For example, linked lists. Generally, it’s harder to experiment with algorithms because not nearly as much is available.
However, the biggest pain is that igraph’s data structures can’t be flexibly templated on the element type. What if I want a set that holds not numbers but pairs of numbers? Something could be done with pointers, but it’s not sufficient to allow pointers. Some data structures need certain operations such as <, >, == comparisons or hashing. Providing these through a callback is both inconvenient and is likely a major performance hit compared to what C++ offers through inline functions and templates.
In the end, the system just can’t be made nearly as convenient as C++ (and it’s likely slower too).
This was a lot easier to write in C++, not only because it currently uses data structures that igraph doesn’t have, but also because it was much easier to change things and experiment while developing it: https://github.com/igraph/igraph/blob/master/src/degree_sequence.cpp (But frankly, I don’t remember why I ended up with linked lists.)

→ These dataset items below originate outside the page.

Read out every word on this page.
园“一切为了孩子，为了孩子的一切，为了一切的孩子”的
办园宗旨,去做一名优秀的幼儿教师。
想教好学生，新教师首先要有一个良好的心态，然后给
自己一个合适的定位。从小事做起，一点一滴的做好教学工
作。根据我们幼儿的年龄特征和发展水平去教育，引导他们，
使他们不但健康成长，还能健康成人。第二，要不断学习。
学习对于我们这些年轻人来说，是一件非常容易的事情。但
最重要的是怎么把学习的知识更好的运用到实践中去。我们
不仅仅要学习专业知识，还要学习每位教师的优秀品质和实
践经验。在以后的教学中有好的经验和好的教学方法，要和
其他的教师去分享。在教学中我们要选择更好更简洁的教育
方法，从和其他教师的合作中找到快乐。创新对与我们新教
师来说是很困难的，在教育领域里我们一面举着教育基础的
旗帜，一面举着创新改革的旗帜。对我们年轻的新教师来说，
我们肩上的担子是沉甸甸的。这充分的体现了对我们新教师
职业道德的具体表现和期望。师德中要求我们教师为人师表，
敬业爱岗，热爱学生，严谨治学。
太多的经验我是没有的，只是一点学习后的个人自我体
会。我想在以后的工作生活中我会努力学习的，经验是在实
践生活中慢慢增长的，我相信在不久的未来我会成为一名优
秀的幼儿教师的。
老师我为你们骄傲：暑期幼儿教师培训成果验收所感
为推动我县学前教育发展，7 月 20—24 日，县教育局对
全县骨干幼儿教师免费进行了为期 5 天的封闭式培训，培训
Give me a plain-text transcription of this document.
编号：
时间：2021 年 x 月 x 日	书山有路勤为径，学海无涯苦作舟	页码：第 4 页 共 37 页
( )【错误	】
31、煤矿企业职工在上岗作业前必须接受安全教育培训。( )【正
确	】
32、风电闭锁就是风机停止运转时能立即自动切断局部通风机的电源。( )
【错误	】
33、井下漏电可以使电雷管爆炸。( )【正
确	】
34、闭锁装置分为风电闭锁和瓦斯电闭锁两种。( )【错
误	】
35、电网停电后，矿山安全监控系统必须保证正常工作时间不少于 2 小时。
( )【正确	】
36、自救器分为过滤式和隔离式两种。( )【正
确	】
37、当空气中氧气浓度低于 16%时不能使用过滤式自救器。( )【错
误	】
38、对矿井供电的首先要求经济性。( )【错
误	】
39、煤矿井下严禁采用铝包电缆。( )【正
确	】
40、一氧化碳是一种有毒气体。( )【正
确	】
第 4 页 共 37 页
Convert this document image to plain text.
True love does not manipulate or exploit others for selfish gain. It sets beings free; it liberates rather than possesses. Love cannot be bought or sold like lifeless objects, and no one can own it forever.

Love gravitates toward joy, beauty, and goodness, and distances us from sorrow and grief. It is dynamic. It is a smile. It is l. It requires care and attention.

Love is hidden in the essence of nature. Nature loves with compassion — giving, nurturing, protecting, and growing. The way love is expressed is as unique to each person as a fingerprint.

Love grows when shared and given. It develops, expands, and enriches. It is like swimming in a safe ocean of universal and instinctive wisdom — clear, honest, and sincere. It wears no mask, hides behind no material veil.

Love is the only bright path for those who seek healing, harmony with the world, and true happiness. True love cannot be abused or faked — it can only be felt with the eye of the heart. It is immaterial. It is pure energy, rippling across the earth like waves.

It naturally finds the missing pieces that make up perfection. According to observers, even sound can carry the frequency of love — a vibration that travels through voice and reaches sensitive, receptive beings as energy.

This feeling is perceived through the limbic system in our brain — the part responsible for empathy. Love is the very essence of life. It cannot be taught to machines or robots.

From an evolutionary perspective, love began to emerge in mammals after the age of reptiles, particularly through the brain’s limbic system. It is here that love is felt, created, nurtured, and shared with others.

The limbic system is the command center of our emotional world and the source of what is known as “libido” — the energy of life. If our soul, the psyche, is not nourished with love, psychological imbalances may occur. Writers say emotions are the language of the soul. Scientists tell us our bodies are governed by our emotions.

Anyway, back to array3: For some time now I wanted a function that converts binary images to graphs. This is very useful with spatial networks and microscopy data, some of which is 3D. I am not 100% happy with any of the tools that exist for this. It would be a good addition and it could be done for 3D images as well.
When, if ever, I get to it, I don’t know. My point is that stripping out pieces of code that might find use in the future should not be done lightly. “Clean codebase” is to some extent subjective. We need to know what tangible benefits we are getting. Don’t want to maintain it? Don’t actually have to right now. Worried that people will use it and it might have bugs? Remove it from the docs.